GCN LAB REVIEW
Display adapter an inexpensive way to improve presentations
Warpia's wireless USB unit helps classroom computer managers on a tight budget
- By Greg Crowe
- Apr 06, 2011
In a computer course classroom, some teachers may need to show students what their computers are doing. Often this is achieved by using a projector such as the NEC model we reviewed this month. But certain classroom floor plans make the use of projectors impractical. If the room isn’t long enough, for instance, the projected image could be quite small and require students to huddle close to see it. That would lead to shadows of people blocking the projection. Other rooms are simply too bright for projector use. And then the latest LCD projector might also be too expensive for a tight budget.
An alternative to this might be an extra monitor connected to the teacher’s computer. Unfortunately, most classroom budgets don’t allow for this extravagance, and if they did, the extra monitor might not be movable to an optimal viewing position. That usually requires the television that is used to show VHS tapes and DVDs to be wheeled in on a clunky A/V cart. It’s hardly high-tech.
But guess what? With the right technology, this could serve as the means of displaying the demonstration anyway.
The SWP100A Wireless USB A/V Adapter from Warpia is a device for this job. The SWP100A’s base unit is only 3 inches wide by 3 inches long by 1 inch high, not including the USB adapter, which can be plugged into one of two ports. This unit weighs all of 2.5 ounces, so it’s quite easy to move from classroom to classroom. It has ports for HDMI and SVGA video, as well as a 3.5 mm jack and the aforementioned HDMI for stereo audio.
Warpia SWP100A Wireless USB A/V Adapter
Pros: Easy to set up; low cost.
Cons: Limited video connections.
Ease of Use: A
More tools for the classroom:
Switch keeps all classroom computers on the same page
TurboMeeting has everything you need for remote gatherings, in a small box
We were disappointed to find the inflexibility that these port options provided. Only the newer TVs and monitors would have an HDMI port, and older monitors would have an SVGA port. We felt that an S-video or RCA composite video port would have covered the middle ground much better than the options provided.

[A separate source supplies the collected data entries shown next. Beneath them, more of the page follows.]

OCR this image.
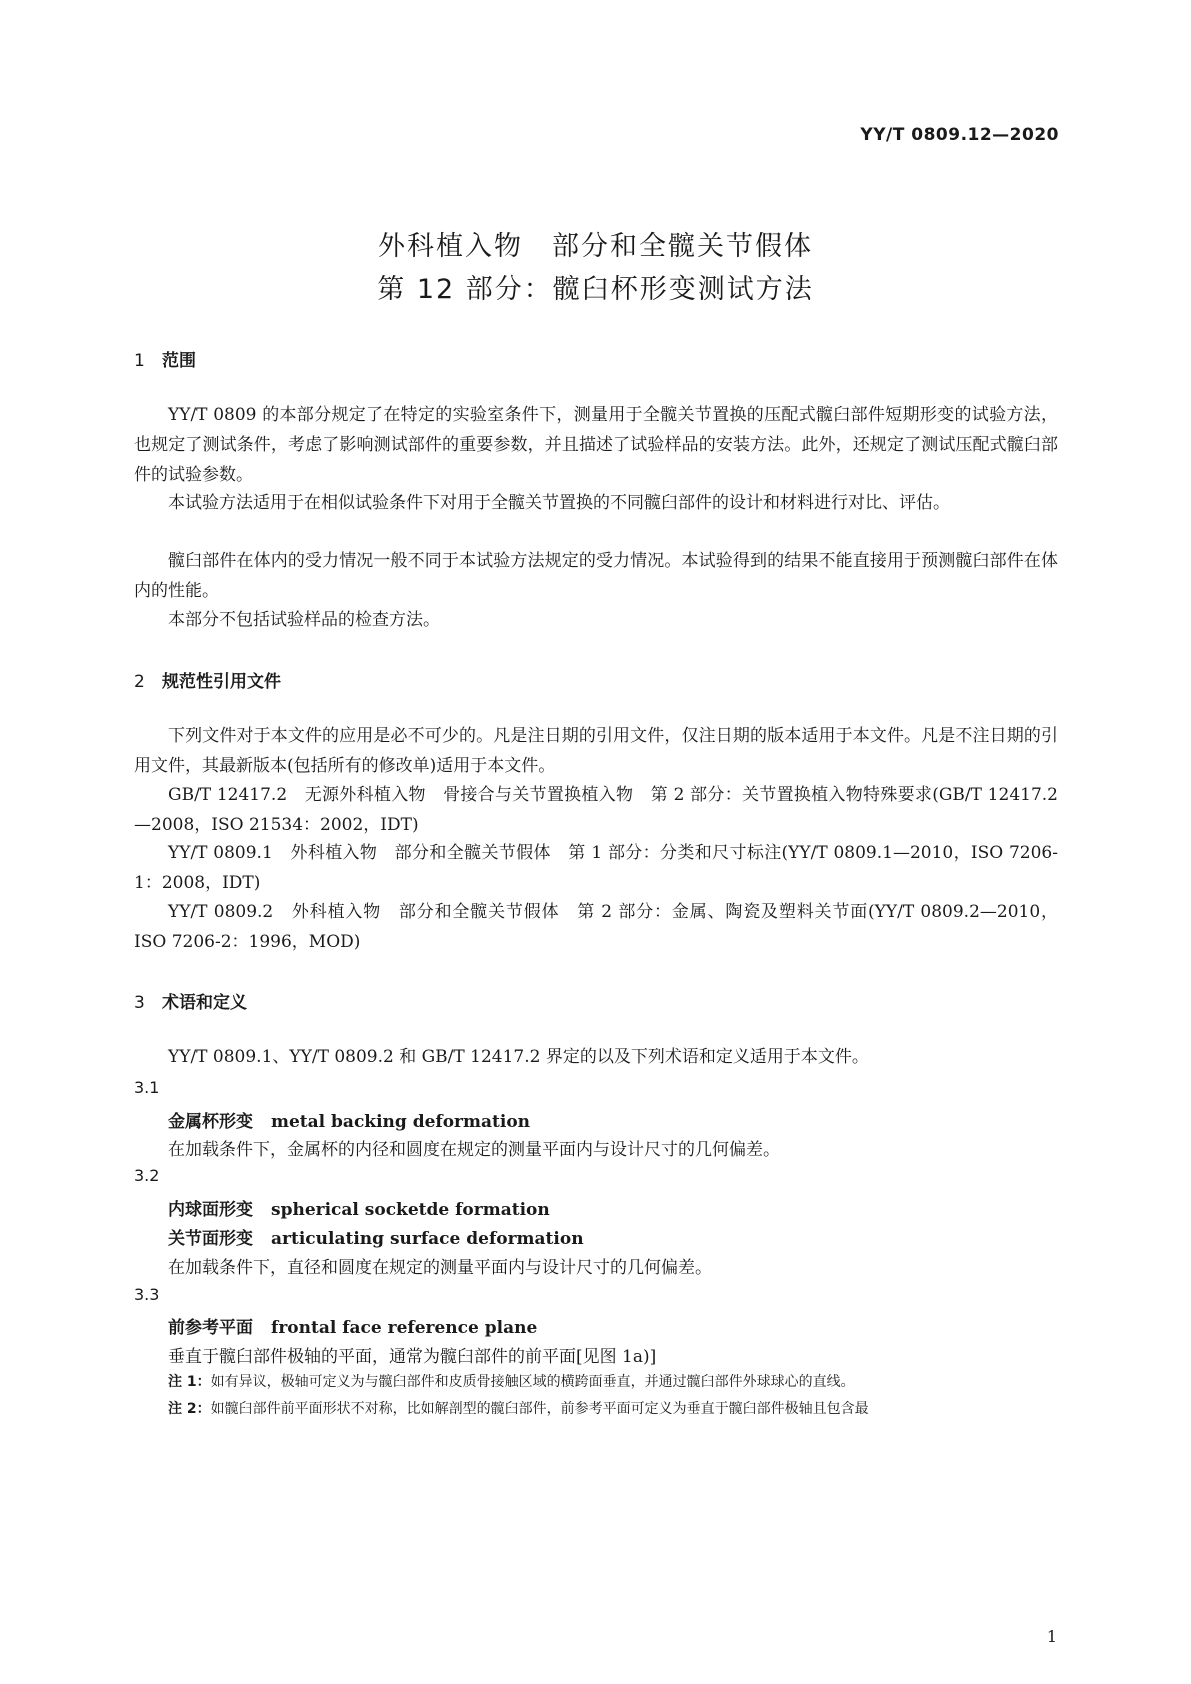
YY/T 0809.12—2020
外科植入物　部分和全髋关节假体
第 12 部分：髋臼杯形变测试方法
1 范围
YY/T 0809 的本部分规定了在特定的实验室条件下，测量用于全髋关节置换的压配式髋臼部件短期形变的试验方法，也规定了测试条件，考虑了影响测试部件的重要参数，并且描述了试验样品的安装方法。此外，还规定了测试压配式髋臼部件的试验参数。
本试验方法适用于在相似试验条件下对用于全髋关节置换的不同髋臼部件的设计和材料进行对比、评估。
髋臼部件在体内的受力情况一般不同于本试验方法规定的受力情况。本试验得到的结果不能直接用于预测髋臼部件在体内的性能。
本部分不包括试验样品的检查方法。
2 规范性引用文件
下列文件对于本文件的应用是必不可少的。凡是注日期的引用文件，仅注日期的版本适用于本文件。凡是不注日期的引用文件，其最新版本(包括所有的修改单)适用于本文件。
GB/T 12417.2　无源外科植入物　骨接合与关节置换植入物　第 2 部分：关节置换植入物特殊要求(GB/T 12417.2—2008，ISO 21534：2002，IDT)
YY/T 0809.1　外科植入物　部分和全髋关节假体　第 1 部分：分类和尺寸标注(YY/T 0809.1—2010，ISO 7206-1：2008，IDT)
YY/T 0809.2　外科植入物　部分和全髋关节假体　第 2 部分：金属、陶瓷及塑料关节面(YY/T 0809.2—2010，ISO 7206-2：1996，MOD)
3 术语和定义
YY/T 0809.1、YY/T 0809.2 和 GB/T 12417.2 界定的以及下列术语和定义适用于本文件。
3.1
金属杯形变 metal backing deformation
在加载条件下，金属杯的内径和圆度在规定的测量平面内与设计尺寸的几何偏差。
3.2
内球面形变 spherical socketde formation
关节面形变 articulating surface deformation
在加载条件下，直径和圆度在规定的测量平面内与设计尺寸的几何偏差。
3.3
前参考平面 frontal face reference plane
垂直于髋臼部件极轴的平面，通常为髋臼部件的前平面[见图 1a)]
注 1：如有异议，极轴可定义为与髋臼部件和皮质骨接触区域的横跨面垂直，并通过髋臼部件外球球心的直线。
注 2：如髋臼部件前平面形状不对称，比如解剖型的髋臼部件，前参考平面可定义为垂直于髋臼部件极轴且包含最
1
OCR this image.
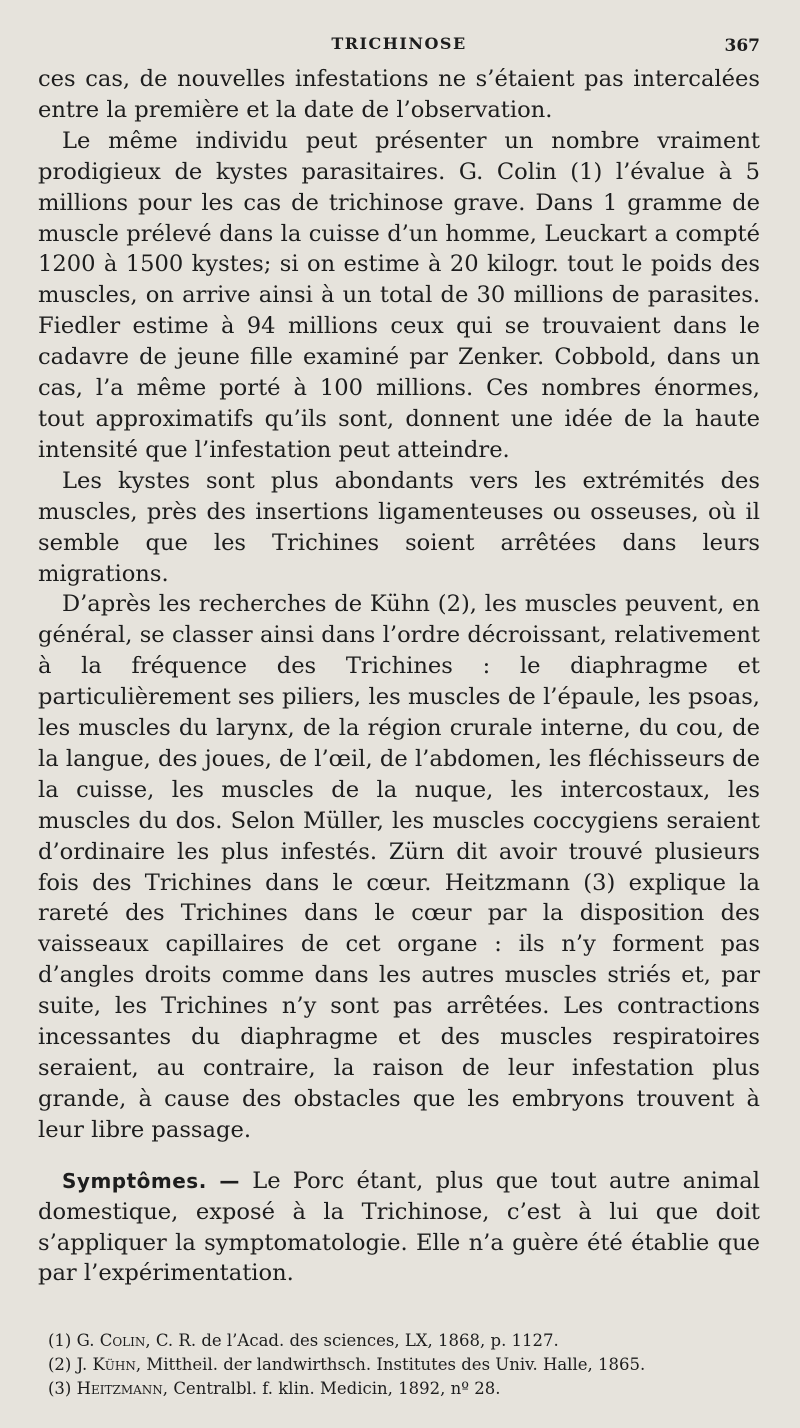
TRICHINOSE	367

ces cas, de nouvelles infestations ne s’étaient pas intercalées entre la première et la date de l’observation.

Le même individu peut présenter un nombre vraiment prodigieux de kystes parasitaires. G. Colin (1) l’évalue à 5 millions pour les cas de trichinose grave. Dans 1 gramme de muscle prélevé dans la cuisse d’un homme, Leuckart a compté 1200 à 1500 kystes; si on estime à 20 kilogr. tout le poids des muscles, on arrive ainsi à un total de 30 millions de parasites. Fiedler estime à 94 millions ceux qui se trouvaient dans le cadavre de jeune fille examiné par Zenker. Cobbold, dans un cas, l’a même porté à 100 millions. Ces nombres énormes, tout approximatifs qu’ils sont, donnent une idée de la haute intensité que l’infestation peut atteindre.

Les kystes sont plus abondants vers les extrémités des muscles, près des insertions ligamenteuses ou osseuses, où il semble que les Trichines soient arrêtées dans leurs migrations.

D’après les recherches de Kühn (2), les muscles peuvent, en général, se classer ainsi dans l’ordre décroissant, relativement à la fréquence des Trichines : le diaphragme et particulièrement ses piliers, les muscles de l’épaule, les psoas, les muscles du larynx, de la région crurale interne, du cou, de la langue, des joues, de l’œil, de l’abdomen, les fléchisseurs de la cuisse, les muscles de la nuque, les intercostaux, les muscles du dos. Selon Müller, les muscles coccygiens seraient d’ordinaire les plus infestés. Zürn dit avoir trouvé plusieurs fois des Trichines dans le cœur. Heitzmann (3) explique la rareté des Trichines dans le cœur par la disposition des vaisseaux capillaires de cet organe : ils n’y forment pas d’angles droits comme dans les autres muscles striés et, par suite, les Trichines n’y sont pas arrêtées. Les contractions incessantes du diaphragme et des muscles respiratoires seraient, au contraire, la raison de leur infestation plus grande, à cause des obstacles que les embryons trouvent à leur libre passage.

Symptômes. — Le Porc étant, plus que tout autre animal domestique, exposé à la Trichinose, c’est à lui que doit s’appliquer la symptomatologie. Elle n’a guère été établie que par l’expérimentation.

(1) G. Colin, C. R. de l’Acad. des sciences, LX, 1868, p. 1127.

(2) J. Kühn, Mittheil. der landwirthsch. Institutes des Univ. Halle, 1865.

(3) Heitzmann, Centralbl. f. klin. Medicin, 1892, nº 28.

Setup was easy. We just plugged the base unit into a display, plugged the USB adapter into a notebook computer and ran the installation software. At this point the monitor showed everything that the laptop was doing. We found that the wireless connection worked fine as long as the unit stayed in line-of-sight range within the recommended distance of 30 feet. This still gave quite a lot of room to maneuver around a meeting room or even a lecture hall, and provided many placement options for the monitor and the computer. We could find no noticeable delay between the displays of the notebook PC and the remote monitor.
One might think this to be an ideal accessory for connecting a console game device wirelessly to a television. However, we want to point out that any device to be connected in this way must be able to run the driver for the USB adapter, and most consoles would not be able to do this. However, since this is not what the SWP100A was designed for, this isn’t really a shortcoming. We just felt it necessary to point it out.
Warpia has set the retail price of the SWP100A Wireless USB A/V Adapter at $140. We felt this was a good price for something that could eliminate or at least severely delay the purchase of new display equipment. It should be noted that the cost of even a moderately priced projector is about five times the cost of the SWP100A.
This display adapter would do best in smaller classrooms. However, it should appeal to the network administrator of any school that is on an extremely tight budget for new purchases. And making use of your existing equipment is almost always better than buying new stuff if what you have on hand can still get the job done.